Dictionary of National Biography, 1885-1900/Davis, David Daniel

1215264Dictionary of National Biography, 1885-1900, Volume 14 — Davis, David Daniel1888Norman Moore

DAVIS, DAVID DANIEL, M.D. (1777–1841), physician, was born in 1777 at Carnarvon. He entered at the university of Glasgow in 1797, and graduated M.D. there in 1801. He settled in practice at Sheffield, where he was physician to the infirmary from 1803 to 1813. He removed to London in 1813, was admitted a licentiate of the College of Physicians 25 June 1813, and practised midwifery. Following the custom of the period, he delivered lectures on midwifery at his own house, 4 Fitzroy Street, London, and soon had a large class. He attended the Duchess of Kent at the birth of Queen Victoria, and attained large practice. He was obstetric physician to University College Hospital from 1834 to 1841. His first publication was a translation of Pinel's ‘Treatise on Insanity’ (Sheffield, 1806), with an introduction by himself, compiled from standard authors. His most important book appeared in 1836, ‘The Principles and Practice of Obstetric Medicine, in a series of systematic Dissertations on Midwifery and on the Diseases of Women and Children,’ 2 vols. 4to. It is a comprehensive treatise containing no discovery, but entitling its author to a high place among writers on midwifery of the second rank (Matthews Duncan).
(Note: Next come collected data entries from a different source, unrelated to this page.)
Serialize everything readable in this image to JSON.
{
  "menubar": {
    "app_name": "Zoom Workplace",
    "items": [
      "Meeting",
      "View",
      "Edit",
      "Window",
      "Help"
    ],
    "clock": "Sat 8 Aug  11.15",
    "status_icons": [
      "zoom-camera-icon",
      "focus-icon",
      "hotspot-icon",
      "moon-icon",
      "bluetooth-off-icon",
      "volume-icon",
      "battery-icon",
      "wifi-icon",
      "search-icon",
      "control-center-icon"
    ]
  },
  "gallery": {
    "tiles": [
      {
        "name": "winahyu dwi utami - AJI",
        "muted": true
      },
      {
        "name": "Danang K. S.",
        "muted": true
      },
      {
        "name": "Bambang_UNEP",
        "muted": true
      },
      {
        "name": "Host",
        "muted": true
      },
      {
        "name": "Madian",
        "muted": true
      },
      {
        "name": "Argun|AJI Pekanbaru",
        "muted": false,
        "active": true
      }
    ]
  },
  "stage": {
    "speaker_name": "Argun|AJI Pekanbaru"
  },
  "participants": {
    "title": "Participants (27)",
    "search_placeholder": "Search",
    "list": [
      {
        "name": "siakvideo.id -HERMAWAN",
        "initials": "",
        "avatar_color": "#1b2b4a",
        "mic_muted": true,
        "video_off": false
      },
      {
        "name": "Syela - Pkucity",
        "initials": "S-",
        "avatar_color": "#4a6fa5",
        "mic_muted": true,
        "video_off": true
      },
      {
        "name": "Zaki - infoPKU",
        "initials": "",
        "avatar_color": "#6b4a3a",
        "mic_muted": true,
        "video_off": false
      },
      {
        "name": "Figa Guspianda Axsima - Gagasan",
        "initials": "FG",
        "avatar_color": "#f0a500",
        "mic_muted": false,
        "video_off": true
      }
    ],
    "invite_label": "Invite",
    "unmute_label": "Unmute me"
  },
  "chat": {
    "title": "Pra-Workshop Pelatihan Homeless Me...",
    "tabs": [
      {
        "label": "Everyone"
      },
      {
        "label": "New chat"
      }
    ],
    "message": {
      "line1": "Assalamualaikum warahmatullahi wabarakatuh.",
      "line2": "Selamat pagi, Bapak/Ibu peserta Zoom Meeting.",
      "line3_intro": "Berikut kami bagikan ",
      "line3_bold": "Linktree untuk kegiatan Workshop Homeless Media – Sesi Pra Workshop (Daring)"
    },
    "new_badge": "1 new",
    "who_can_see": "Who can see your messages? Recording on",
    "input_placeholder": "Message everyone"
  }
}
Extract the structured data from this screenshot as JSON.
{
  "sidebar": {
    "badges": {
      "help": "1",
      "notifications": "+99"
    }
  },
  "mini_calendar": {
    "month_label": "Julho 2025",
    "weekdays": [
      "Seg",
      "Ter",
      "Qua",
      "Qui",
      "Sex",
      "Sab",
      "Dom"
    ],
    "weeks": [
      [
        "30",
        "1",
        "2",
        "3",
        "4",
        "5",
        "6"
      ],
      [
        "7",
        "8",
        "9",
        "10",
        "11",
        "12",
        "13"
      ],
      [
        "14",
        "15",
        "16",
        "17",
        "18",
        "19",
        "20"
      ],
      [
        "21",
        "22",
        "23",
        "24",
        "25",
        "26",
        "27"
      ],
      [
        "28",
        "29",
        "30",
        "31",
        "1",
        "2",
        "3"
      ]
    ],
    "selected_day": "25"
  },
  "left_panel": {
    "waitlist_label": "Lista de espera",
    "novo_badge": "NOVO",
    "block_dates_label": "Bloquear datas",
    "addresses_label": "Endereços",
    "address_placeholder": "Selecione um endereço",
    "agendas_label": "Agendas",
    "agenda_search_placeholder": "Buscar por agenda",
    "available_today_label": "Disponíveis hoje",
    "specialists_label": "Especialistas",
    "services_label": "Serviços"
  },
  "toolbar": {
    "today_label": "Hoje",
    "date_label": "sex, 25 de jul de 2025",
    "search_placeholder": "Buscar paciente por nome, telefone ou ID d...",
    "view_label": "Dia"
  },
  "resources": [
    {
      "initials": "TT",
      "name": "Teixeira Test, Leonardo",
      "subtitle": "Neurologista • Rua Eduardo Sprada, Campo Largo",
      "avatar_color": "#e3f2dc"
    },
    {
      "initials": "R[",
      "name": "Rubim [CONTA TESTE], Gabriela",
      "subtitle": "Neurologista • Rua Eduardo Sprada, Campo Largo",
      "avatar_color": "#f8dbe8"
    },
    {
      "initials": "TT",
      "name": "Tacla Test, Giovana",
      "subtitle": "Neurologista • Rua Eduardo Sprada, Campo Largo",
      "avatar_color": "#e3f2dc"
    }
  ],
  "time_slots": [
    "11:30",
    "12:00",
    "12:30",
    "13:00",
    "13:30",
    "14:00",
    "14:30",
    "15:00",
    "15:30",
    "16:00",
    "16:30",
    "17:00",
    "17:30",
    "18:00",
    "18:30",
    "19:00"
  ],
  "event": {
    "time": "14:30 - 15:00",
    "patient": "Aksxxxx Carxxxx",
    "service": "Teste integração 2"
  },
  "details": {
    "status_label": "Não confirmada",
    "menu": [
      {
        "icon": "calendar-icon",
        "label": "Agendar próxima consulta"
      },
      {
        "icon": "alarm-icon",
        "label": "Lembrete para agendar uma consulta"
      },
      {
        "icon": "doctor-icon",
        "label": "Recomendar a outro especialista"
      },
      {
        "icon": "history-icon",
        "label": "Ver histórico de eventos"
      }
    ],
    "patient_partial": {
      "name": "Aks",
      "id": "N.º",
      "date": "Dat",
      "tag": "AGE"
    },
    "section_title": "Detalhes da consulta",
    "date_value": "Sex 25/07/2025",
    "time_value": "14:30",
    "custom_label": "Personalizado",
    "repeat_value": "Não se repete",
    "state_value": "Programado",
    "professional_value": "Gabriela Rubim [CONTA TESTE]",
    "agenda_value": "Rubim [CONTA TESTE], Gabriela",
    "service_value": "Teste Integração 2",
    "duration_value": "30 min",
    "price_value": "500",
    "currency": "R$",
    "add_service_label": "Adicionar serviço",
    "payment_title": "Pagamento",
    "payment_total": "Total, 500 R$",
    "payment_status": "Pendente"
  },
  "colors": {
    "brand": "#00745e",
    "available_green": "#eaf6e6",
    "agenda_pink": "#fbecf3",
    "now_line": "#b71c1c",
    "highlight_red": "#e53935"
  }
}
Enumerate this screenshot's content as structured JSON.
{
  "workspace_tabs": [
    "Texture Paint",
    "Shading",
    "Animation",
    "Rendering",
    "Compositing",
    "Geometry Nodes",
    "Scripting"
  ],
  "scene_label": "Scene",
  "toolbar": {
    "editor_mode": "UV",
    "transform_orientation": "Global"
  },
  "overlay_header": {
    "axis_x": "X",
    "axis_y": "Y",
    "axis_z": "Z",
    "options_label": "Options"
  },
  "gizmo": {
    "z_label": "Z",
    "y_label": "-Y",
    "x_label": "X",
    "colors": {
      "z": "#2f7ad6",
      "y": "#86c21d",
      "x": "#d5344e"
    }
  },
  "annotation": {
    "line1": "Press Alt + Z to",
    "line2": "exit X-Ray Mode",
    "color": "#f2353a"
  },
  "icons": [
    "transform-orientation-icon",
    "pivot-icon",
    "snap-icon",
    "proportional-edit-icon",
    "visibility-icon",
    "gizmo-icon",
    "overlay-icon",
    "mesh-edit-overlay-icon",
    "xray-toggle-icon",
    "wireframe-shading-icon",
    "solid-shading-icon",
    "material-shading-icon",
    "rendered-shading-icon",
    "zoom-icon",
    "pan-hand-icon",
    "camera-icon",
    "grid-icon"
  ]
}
In 1840 Davis published ‘Acute Hydrocephalus, or Water in the Head, an Inflammatory Disease, and curable equally and by the same means with other Diseases of Inflammation.’ Acute hydrocephalus, now generally known as tubercular meningitis, is a disease invariably fatal, and Davis's view that it is curable is due to an imperfect acquaintance with its morbid anatomy, which prevented its distinction from other forms of inflammation of the membranes of the brain and of cerebral disturbance. His proposed methods of cure are large doses of mercury, emetics, and bleeding, but amidst many pages of quotation he only describes four cases seen by himself, and of these he tells enough to show that true acute hydrocephalus was absent in all. He had a son, John Hall Davis, who studied medicine and acted as a clinical assistant to his father. After a short illness Davis died at 17 Russell Place, Bedford Square, London, on 16 Dec. 1841. His portrait was painted in 1825 by John Jackson, R.A.

[Munk's Coll. of Phys. 1878, iv. 117; information from Dr. Matthews Duncan, F.R.S.]